レイヴンはそっと水筒の蓋を締め、無言で立ち上がると、寮の方へと歩き出した。
控室に残されたわずかな熱気と、誰にも届かない言葉だけが、背後に残った。
*
夕食時。
寮の住宅。広いLDKに存在感のあるテーブルで食を囲む。今日も、昨日と同じように、四人が席に着いていた。
「……スープ、ちょっと焦がしちゃったかも」
セレスが申し訳なさそうに呟くと、ユウトは「いや、別に問題ないよ」と明るく笑った。
けれどその声にも、セレスはふっと目を伏せたまま、曖昧に頷くだけだった。
ノアは黙々とパンをちぎり、スープにつけて口に運んでいる。
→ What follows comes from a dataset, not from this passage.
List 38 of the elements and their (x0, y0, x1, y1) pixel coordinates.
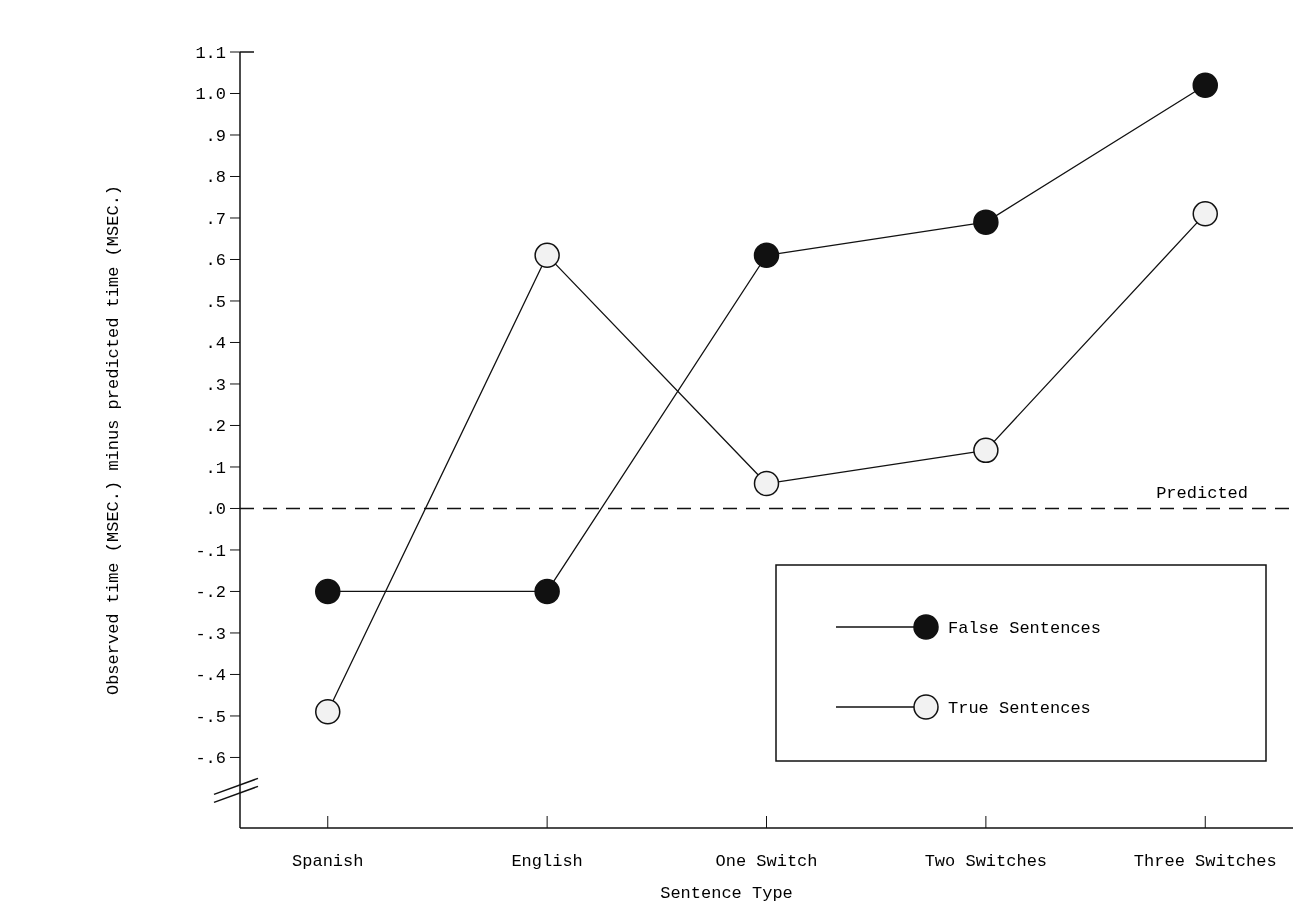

誰とも視線を合わせようとはしない。
レイヴンは黙ってスプーンを手に取り、静かに口に運んだ。
少しだけ塩味の強いスープの味が、妙に心にしみた。
(あの時の光は──幻だったのか)
一瞬の“共鳴”は、魔力ではなく、感情のつながりから生まれるもの。そう信じたかった。けれど今はもう、その糸は緩んでいるように感じた。
ユニットの適合率は高くない。けれど、言葉にならない感情の距離──それは、肌で感じ取ることができる。
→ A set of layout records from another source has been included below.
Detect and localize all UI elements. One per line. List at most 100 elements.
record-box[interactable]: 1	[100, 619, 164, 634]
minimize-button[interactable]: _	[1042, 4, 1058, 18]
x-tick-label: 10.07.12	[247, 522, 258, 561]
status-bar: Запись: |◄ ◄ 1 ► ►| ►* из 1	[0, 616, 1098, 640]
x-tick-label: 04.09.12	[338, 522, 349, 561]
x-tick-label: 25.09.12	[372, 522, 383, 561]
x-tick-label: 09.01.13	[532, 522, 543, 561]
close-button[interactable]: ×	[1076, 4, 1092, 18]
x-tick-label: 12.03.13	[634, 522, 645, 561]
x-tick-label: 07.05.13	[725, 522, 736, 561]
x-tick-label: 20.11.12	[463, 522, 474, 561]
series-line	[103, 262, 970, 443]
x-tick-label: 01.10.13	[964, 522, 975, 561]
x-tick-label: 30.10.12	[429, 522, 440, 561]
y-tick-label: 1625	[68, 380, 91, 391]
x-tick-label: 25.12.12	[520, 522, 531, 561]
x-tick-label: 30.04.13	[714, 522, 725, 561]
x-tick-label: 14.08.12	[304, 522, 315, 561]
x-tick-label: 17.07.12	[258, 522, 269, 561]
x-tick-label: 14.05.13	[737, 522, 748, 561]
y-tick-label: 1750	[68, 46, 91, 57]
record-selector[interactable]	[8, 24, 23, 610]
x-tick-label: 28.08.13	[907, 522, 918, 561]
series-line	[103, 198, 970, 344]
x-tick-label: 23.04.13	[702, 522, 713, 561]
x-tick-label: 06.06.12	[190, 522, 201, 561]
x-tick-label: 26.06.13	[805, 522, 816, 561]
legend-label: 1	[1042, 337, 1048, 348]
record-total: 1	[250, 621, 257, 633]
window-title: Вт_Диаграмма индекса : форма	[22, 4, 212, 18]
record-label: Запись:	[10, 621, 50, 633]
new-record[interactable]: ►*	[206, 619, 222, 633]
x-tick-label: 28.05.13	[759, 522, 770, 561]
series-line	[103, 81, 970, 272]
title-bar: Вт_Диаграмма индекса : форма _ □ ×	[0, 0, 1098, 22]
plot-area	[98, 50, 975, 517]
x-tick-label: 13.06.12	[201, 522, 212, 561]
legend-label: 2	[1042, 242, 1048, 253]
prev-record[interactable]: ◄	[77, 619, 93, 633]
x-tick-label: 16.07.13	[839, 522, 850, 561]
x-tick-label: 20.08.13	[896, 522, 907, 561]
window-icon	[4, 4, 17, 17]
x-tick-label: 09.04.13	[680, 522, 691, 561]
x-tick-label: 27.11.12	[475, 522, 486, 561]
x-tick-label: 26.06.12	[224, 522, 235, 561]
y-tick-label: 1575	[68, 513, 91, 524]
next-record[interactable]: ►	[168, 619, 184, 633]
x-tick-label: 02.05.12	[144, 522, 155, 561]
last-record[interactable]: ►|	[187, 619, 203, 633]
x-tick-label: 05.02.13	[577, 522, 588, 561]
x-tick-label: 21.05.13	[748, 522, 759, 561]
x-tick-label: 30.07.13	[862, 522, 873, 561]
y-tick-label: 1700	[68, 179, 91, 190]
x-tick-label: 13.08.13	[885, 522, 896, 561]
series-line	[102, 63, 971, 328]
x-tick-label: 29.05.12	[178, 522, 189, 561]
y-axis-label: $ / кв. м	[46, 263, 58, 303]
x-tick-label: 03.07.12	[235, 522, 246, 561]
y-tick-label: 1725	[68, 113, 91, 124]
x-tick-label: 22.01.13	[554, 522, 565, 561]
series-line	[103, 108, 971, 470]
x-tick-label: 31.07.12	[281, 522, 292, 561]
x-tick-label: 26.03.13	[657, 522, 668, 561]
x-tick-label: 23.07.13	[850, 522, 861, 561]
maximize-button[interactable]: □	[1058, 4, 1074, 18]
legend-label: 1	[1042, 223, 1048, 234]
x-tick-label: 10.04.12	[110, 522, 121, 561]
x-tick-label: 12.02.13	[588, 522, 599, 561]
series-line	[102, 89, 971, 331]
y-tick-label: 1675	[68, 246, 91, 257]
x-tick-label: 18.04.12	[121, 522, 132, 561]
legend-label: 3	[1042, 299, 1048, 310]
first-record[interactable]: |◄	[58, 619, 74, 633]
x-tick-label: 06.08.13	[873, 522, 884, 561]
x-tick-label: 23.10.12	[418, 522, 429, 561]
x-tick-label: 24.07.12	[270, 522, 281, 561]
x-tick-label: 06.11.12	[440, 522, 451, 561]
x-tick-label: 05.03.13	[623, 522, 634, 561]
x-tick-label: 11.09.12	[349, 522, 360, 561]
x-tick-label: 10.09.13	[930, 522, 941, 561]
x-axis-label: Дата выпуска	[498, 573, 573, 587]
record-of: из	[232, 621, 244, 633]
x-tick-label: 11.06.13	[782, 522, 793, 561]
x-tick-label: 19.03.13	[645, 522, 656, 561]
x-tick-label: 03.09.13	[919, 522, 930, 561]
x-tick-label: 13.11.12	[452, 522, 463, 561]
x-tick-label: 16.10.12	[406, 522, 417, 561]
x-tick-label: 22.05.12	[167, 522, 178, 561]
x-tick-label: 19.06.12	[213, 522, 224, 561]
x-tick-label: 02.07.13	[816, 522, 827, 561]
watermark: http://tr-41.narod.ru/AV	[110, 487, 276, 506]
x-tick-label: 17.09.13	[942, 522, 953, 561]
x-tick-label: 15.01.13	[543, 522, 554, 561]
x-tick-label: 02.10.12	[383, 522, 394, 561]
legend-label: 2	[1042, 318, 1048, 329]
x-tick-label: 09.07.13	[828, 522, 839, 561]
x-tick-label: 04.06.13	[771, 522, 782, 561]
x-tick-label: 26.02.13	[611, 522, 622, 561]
レイヴンは共同演習を通じて、距離の縮まりを肌で感じてはいた。
「……初めてにしては、よく動けてた、と思う」
誰に向けるでもなく、レイヴンがぽつりと呟いた。その言葉にユウトは、嬉しそうに笑顔で頷く。
「うん、ちょっと手応えありました!」
セレスは小さく「……ありがとうございます」と答えた。
ノアは、やはり反応を返さなかった。代わりに静かに席を立ち、食器を片付けに向かう。
椅子を引く音が一つ、部屋に響く。
心が交わるには、きっとまだ──時間がいる。今日の“光”が、明日も灯るとは限らない。でも、自分たちは間違いなく共鳴した。
しかし、誰もこの時は気づいていなかった。
この家族ごっこは、そう長くは続くことはないということを……。